World War Z, the film, has nothing whatsoever to do with this book. And yet I put all this in the "good stuff" category.
The premise is the same. The Zombie plague explodes out of control in largely the first few minutes of the movie. Where it comes from and how it functions is a mystery, at least initially, and we see the desperate efforts being made to evacuate cities and whole nations in something approximating order. Yet rather than jump from person to unit to country to scene, this time we follow a single man, played by Brad Pitt, a former government official who, in the absence of most major governments, is simply the best option to travel the planet and try to figure out what can be done to save the world. Simple? Maybe too simple? It's all in the execution. Pitt, who I frankly find boring sometimes, here plays the character perfectly straight. Levelheaded and reasonable at all times, all without seeming superhuman or some kind of monosyllabic movie-stoic, Pitt does an impeccable job playing someone just trying to find a way to save the planet while keeping his immediate loved ones safe. The duality between these things is not overplayed, as the government forces he works with act as reasonably as they can under the circumstances, and the movie wastes no time with absurd subplots or hackneyed drama about how the zombies "aren't the real enemy". As this was a common staple of Romero's films, it's nice to have a movie that actually understands that flesh-devouring monsters from beyond the grave can certainly hold one's attention as far as villains go.

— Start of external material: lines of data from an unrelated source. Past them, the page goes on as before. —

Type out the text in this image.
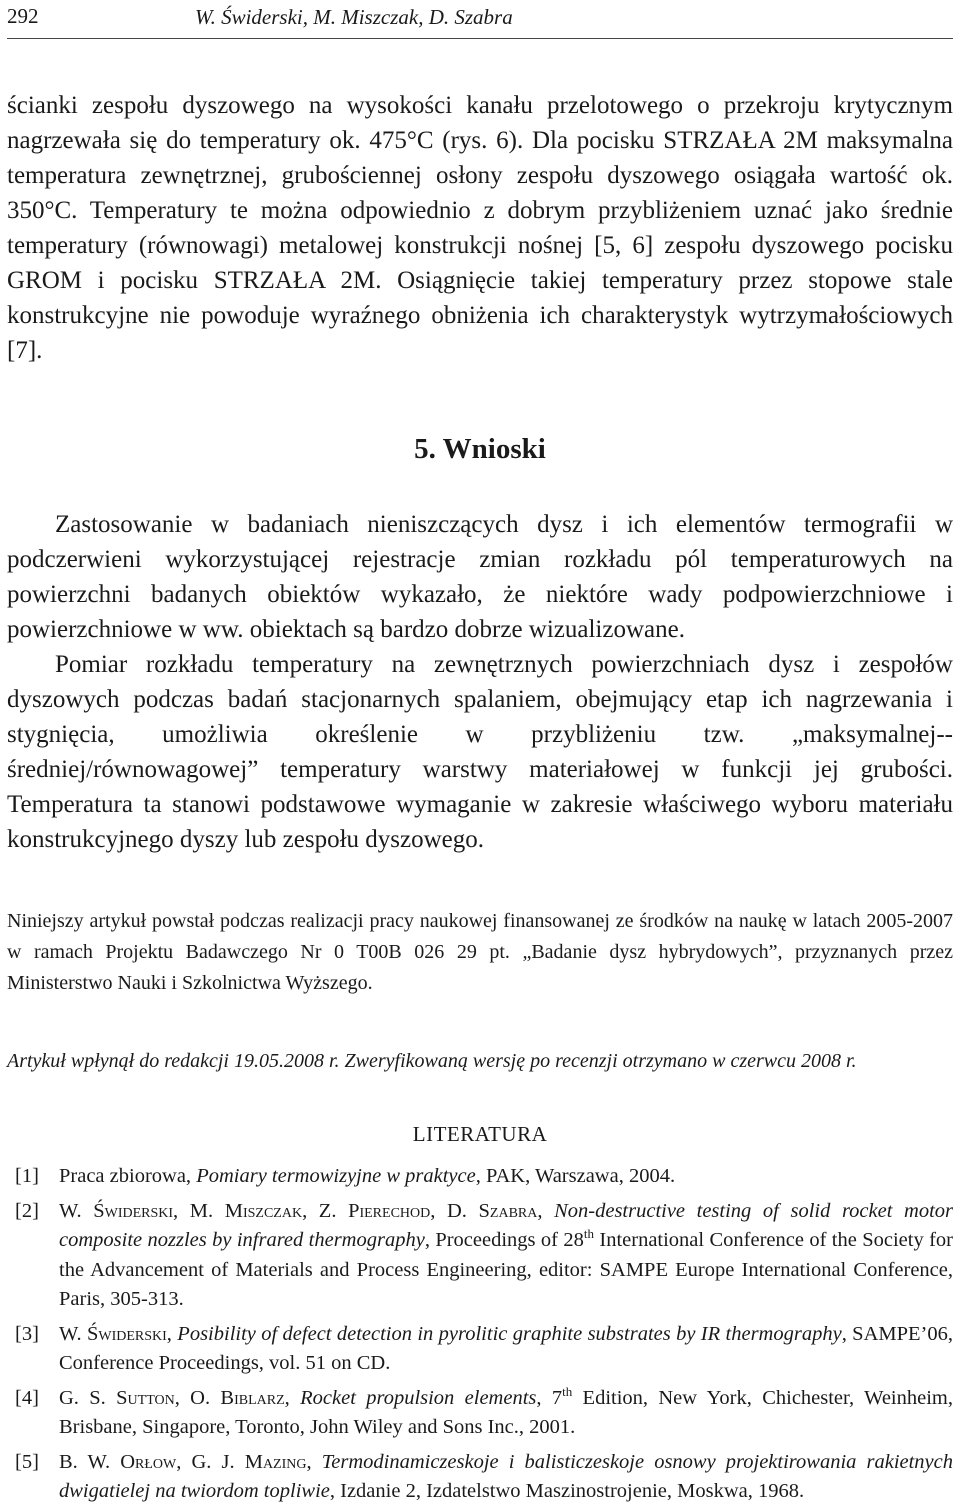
292	W. Świderski, M. Miszczak, D. Szabra

ścianki zespołu dyszowego na wysokości kanału przelotowego o przekroju krytycznym nagrzewała się do temperatury ok. 475°C (rys. 6). Dla pocisku STRZAŁA 2M maksymalna temperatura zewnętrznej, grubościennej osłony zespołu dyszowego osiągała wartość ok. 350°C. Temperatury te można odpowiednio z dobrym przybliżeniem uznać jako średnie temperatury (równowagi) metalowej konstrukcji nośnej [5, 6] zespołu dyszowego pocisku GROM i pocisku STRZAŁA 2M. Osiągnięcie takiej temperatury przez stopowe stale konstrukcyjne nie powoduje wyraźnego obniżenia ich charakterystyk wytrzymałościowych [7].

5. Wnioski

Zastosowanie w badaniach nieniszczących dysz i ich elementów termografii w podczerwieni wykorzystującej rejestracje zmian rozkładu pól temperaturowych na powierzchni badanych obiektów wykazało, że niektóre wady podpowierzchniowe i powierzchniowe w ww. obiektach są bardzo dobrze wizualizowane.

Pomiar rozkładu temperatury na zewnętrznych powierzchniach dysz i zespołów dyszowych podczas badań stacjonarnych spalaniem, obejmujący etap ich nagrzewania i stygnięcia, umożliwia określenie w przybliżeniu tzw. „maksymalnej--średniej/równowagowej” temperatury warstwy materiałowej w funkcji jej grubości. Temperatura ta stanowi podstawowe wymaganie w zakresie właściwego wyboru materiału konstrukcyjnego dyszy lub zespołu dyszowego.

Niniejszy artykuł powstał podczas realizacji pracy naukowej finansowanej ze środków na naukę w latach 2005-2007 w ramach Projektu Badawczego Nr 0 T00B 026 29 pt. „Badanie dysz hybrydowych”, przyznanych przez Ministerstwo Nauki i Szkolnictwa Wyższego.

Artykuł wpłynął do redakcji 19.05.2008 r. Zweryfikowaną wersję po recenzji otrzymano w czerwcu 2008 r.

LITERATURA
[1] Praca zbiorowa, Pomiary termowizyjne w praktyce, PAK, Warszawa, 2004.
[2] W. Świderski, M. Miszczak, Z. Pierechod, D. Szabra, Non-destructive testing of solid rocket motor composite nozzles by infrared thermography, Proceedings of 28th International Conference of the Society for the Advancement of Materials and Process Engineering, editor: SAMPE Europe International Conference, Paris, 305-313.
[3] W. Świderski, Posibility of defect detection in pyrolitic graphite substrates by IR thermography, SAMPE’06, Conference Proceedings, vol. 51 on CD.
[4] G. S. Sutton, O. Biblarz, Rocket propulsion elements, 7th Edition, New York, Chichester, Weinheim, Brisbane, Singapore, Toronto, John Wiley and Sons Inc., 2001.
[5] B. W. Orłow, G. J. Mazing, Termodinamiczeskoje i balisticzeskoje osnowy projektirowania rakietnych dwigatielej na twiordom topliwie, Izdanie 2, Izdatelstwo Maszinostrojenie, Moskwa, 1968.
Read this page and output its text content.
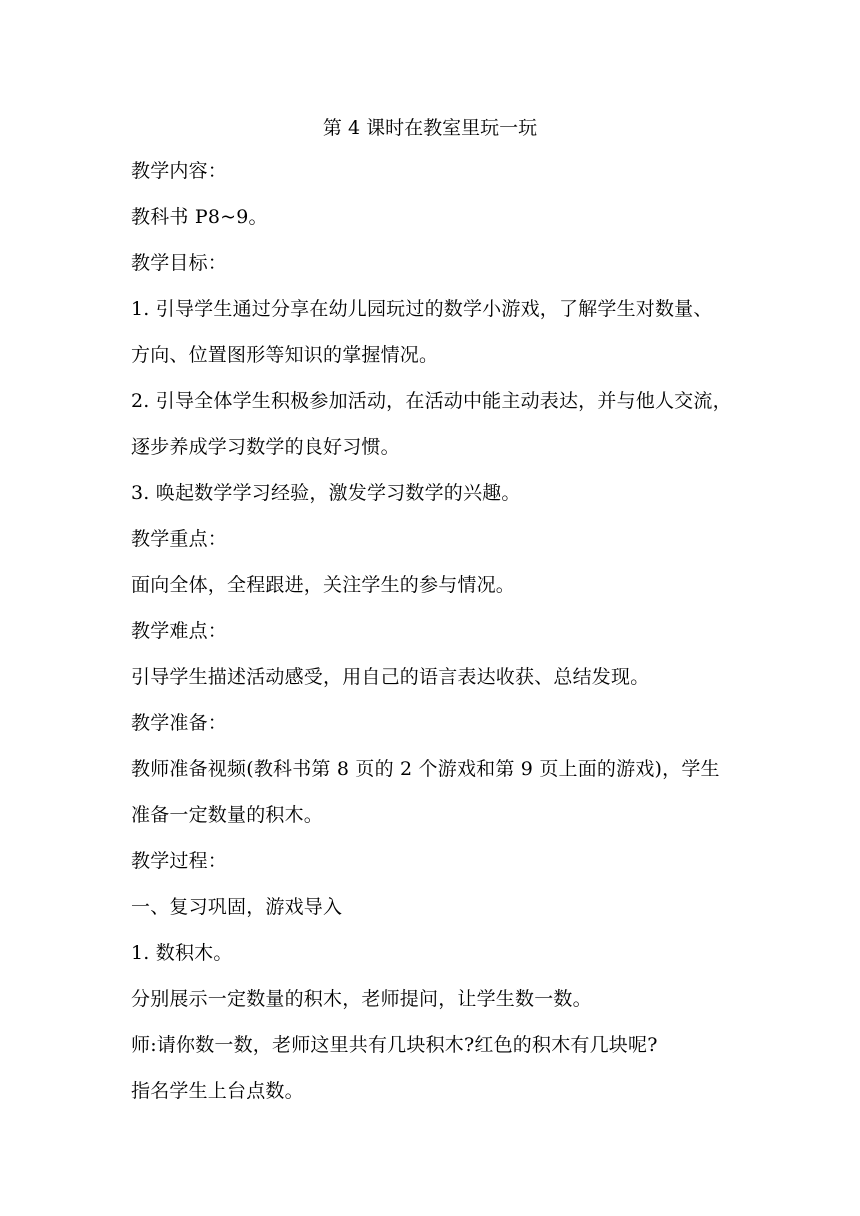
第 4 课时在教室里玩一玩
教学内容：
教科书 P8~9。
教学目标：
1. 引导学生通过分享在幼儿园玩过的数学小游戏，了解学生对数量、
方向、位置图形等知识的掌握情况。
2. 引导全体学生积极参加活动，在活动中能主动表达，并与他人交流，
逐步养成学习数学的良好习惯。
3. 唤起数学学习经验，激发学习数学的兴趣。
教学重点：
面向全体，全程跟进，关注学生的参与情况。
教学难点：
引导学生描述活动感受，用自己的语言表达收获、总结发现。
教学准备：
教师准备视频(教科书第 8 页的 2 个游戏和第 9 页上面的游戏)，学生
准备一定数量的积木。
教学过程：
一、复习巩固，游戏导入
1. 数积木。
分别展示一定数量的积木，老师提问，让学生数一数。
师:请你数一数，老师这里共有几块积木?红色的积木有几块呢?
指名学生上台点数。
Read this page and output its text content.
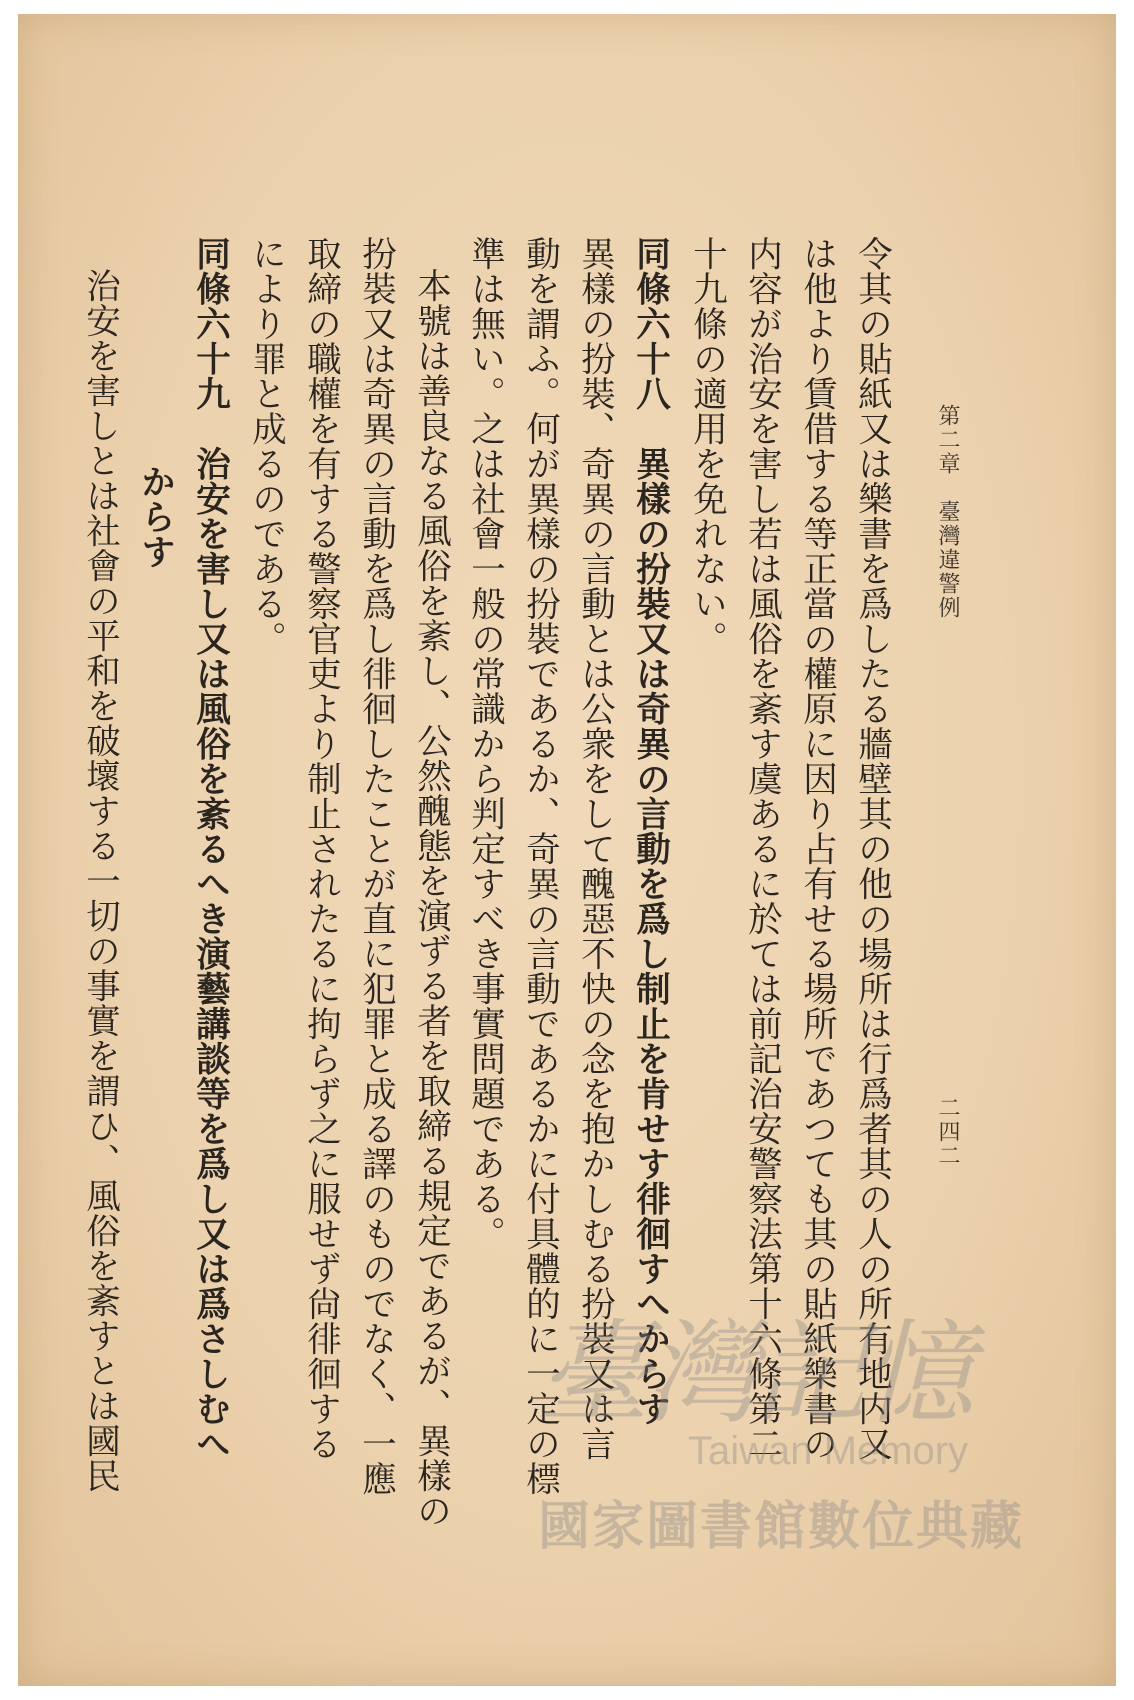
第二章　臺灣違警例
二四二
令其の貼紙又は樂書を爲したる牆壁其の他の場所は行爲者其の人の所有地内又
は他より賃借する等正當の權原に因り占有せる場所であつても其の貼紙樂書の
内容が治安を害し若は風俗を紊す虞あるに於ては前記治安警察法第十六條第二
十九條の適用を免れない。
同條六十八　異樣の扮裝又は奇異の言動を爲し制止を肯せす徘徊すへからす
異樣の扮裝、奇異の言動とは公衆をして醜惡不快の念を抱かしむる扮裝又は言
動を謂ふ。何が異樣の扮裝であるか、奇異の言動であるかに付具體的に一定の標
準は無い。之は社會一般の常識から判定すべき事實問題である。
本號は善良なる風俗を紊し、公然醜態を演ずる者を取締る規定であるが、異樣の
扮裝又は奇異の言動を爲し徘徊したことが直に犯罪と成る譯のものでなく、一應
取締の職權を有する警察官吏より制止されたるに拘らず之に服せず尙徘徊する
により罪と成るのである。
同條六十九　治安を害し又は風俗を紊るへき演藝講談等を爲し又は爲さしむへ
からす
治安を害しとは社會の平和を破壞する一切の事實を謂ひ、風俗を紊すとは國民	臺灣記憶
Taiwan Memory
國家圖書館數位典藏
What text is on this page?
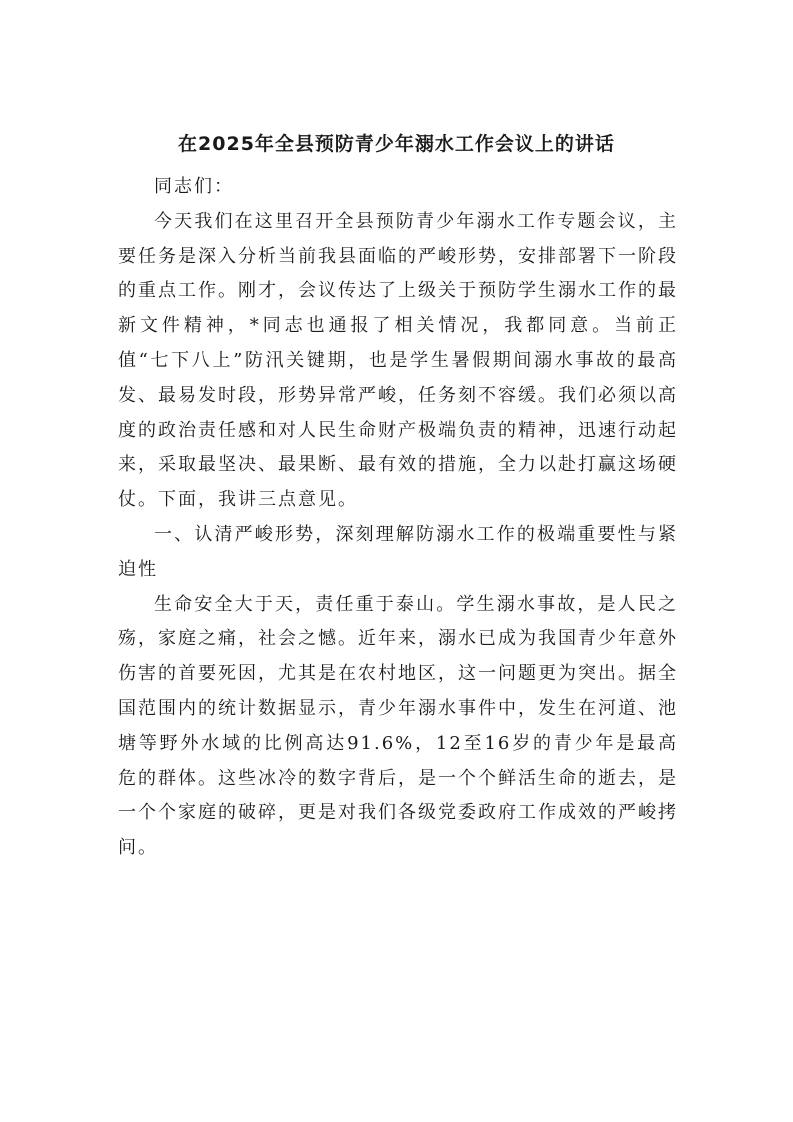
在2025年全县预防青少年溺水工作会议上的讲话

同志们：

今天我们在这里召开全县预防青少年溺水工作专题会议，主要任务是深入分析当前我县面临的严峻形势，安排部署下一阶段的重点工作。刚才，会议传达了上级关于预防学生溺水工作的最新文件精神，*同志也通报了相关情况，我都同意。当前正值“七下八上”防汛关键期，也是学生暑假期间溺水事故的最高发、最易发时段，形势异常严峻，任务刻不容缓。我们必须以高度的政治责任感和对人民生命财产极端负责的精神，迅速行动起来，采取最坚决、最果断、最有效的措施，全力以赴打赢这场硬仗。下面，我讲三点意见。

一、认清严峻形势，深刻理解防溺水工作的极端重要性与紧迫性

生命安全大于天，责任重于泰山。学生溺水事故，是人民之殇，家庭之痛，社会之憾。近年来，溺水已成为我国青少年意外伤害的首要死因，尤其是在农村地区，这一问题更为突出。据全国范围内的统计数据显示，青少年溺水事件中，发生在河道、池塘等野外水域的比例高达91.6%，12至16岁的青少年是最高危的群体。这些冰冷的数字背后，是一个个鲜活生命的逝去，是一个个家庭的破碎，更是对我们各级党委政府工作成效的严峻拷问。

And these are not the zombies you've seen before, not even in 28 days later or the other fast/other zombie films. The trailers have all showed the various human pyramids and dogpiles that the zombies get into, but what this movie gets across very well is the raw sense of inexorability that the zombies propose. Hordes, literal hordes of them spill over every barrier, overwhelm every defense, pouring like raging torrents down streets and over walls. A particularly excellent segment midway through the film leads our hero(es) in a running battle against a tide of zombies in the Old City of Jerusalem, overwhelming every barrier in their path and consuming the IDF as they go. I've always privately wondered about the logistics of a worldwide zombie contagion, relative to the various weapons humanity has to destroy one another, but this particular plague was able to convince me of the viability, given the evidence on-hand.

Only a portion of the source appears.